Charles Schwab & Co. was ordered to pay $3.8 million to 13 clients — primarily retired teachers — due to breach of contract and breach of fiduciary duty related to structured products and complex ETFs.

An all-public FINRA arbitration panel in Jacksonville, Florida, ordered Schwab on Tuesday to pay $3,223,666 in compensatory damages, $532,455 in prejudgment interest and $77,509 in costs to 13 claimants who also asserted professional negligence and unjust enrichment.

The causes of action related to claimants' allegation that Schwab "substantially concentrated their accounts in inappropriate holdings, including complex Structured Products, complex Non-Traditional and Leveraged Exchange Traded Funds, and conflicted and proprietary ETFs," the award order states.

"It's a full award of damages and losses that investors suffered in the structured products," Michael Bixby, founder of Bixby Law in Pensacola, Florida, who represented the clients, told ThinkAdvisor in a phone interview.
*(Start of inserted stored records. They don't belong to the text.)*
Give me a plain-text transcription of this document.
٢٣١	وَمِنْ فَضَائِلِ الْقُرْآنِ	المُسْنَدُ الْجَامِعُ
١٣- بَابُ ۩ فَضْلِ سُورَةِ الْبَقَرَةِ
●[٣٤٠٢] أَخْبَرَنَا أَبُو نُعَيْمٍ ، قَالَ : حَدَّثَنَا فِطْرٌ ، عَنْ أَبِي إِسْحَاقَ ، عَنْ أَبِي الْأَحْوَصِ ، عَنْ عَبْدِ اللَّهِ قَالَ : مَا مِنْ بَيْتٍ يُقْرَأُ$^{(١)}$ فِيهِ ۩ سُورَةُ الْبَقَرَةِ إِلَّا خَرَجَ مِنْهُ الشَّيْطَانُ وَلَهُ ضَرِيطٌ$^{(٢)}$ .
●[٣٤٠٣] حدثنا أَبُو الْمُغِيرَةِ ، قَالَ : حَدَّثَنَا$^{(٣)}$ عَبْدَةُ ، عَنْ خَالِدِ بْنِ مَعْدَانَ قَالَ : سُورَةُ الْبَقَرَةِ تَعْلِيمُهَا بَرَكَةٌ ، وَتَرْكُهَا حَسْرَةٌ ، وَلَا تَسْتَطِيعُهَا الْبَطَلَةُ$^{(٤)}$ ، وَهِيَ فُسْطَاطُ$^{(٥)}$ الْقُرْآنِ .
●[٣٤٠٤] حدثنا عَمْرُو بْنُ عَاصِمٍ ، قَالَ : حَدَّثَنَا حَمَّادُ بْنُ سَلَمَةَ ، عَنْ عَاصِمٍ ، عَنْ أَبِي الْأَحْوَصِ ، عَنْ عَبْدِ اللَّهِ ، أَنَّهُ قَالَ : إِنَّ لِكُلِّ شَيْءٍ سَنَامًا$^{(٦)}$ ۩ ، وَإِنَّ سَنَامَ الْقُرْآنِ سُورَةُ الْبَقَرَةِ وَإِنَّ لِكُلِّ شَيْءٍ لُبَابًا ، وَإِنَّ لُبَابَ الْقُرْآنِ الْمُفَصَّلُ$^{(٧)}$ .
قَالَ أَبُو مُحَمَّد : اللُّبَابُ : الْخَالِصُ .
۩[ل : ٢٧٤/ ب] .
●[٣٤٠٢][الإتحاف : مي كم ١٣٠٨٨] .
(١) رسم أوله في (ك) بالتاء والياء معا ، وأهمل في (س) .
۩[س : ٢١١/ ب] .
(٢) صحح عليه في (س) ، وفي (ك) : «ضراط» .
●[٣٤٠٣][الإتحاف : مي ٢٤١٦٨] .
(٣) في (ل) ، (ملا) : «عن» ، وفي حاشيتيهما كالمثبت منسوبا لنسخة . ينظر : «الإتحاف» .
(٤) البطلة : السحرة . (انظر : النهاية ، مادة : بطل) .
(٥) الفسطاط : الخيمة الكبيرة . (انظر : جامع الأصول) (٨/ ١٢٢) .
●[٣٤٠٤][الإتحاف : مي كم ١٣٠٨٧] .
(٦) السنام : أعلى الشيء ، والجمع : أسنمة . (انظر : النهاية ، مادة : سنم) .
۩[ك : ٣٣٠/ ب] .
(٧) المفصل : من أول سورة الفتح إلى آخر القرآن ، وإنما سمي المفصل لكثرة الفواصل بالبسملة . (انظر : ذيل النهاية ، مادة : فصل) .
The investors were "primiarily retired teachers, most in their late 60s," he said.

Claimants alleged that Schwab "knew or should have known that the investments and strategy implemented in their accounts were being misrepresented," the order states.

Schwab requested that the complaint be dismissed, according to the order.

Under FINRA Rule 9554, respondents have 30 calendar days from the date of service to pay the award or file in court to vacate it, Michael Edmiston, an attorney with Jonathan W. Evans & Associates, and a past president of the Public Investors Arbitration Bar Association, told ThinkAdvisor Wednesday in an email.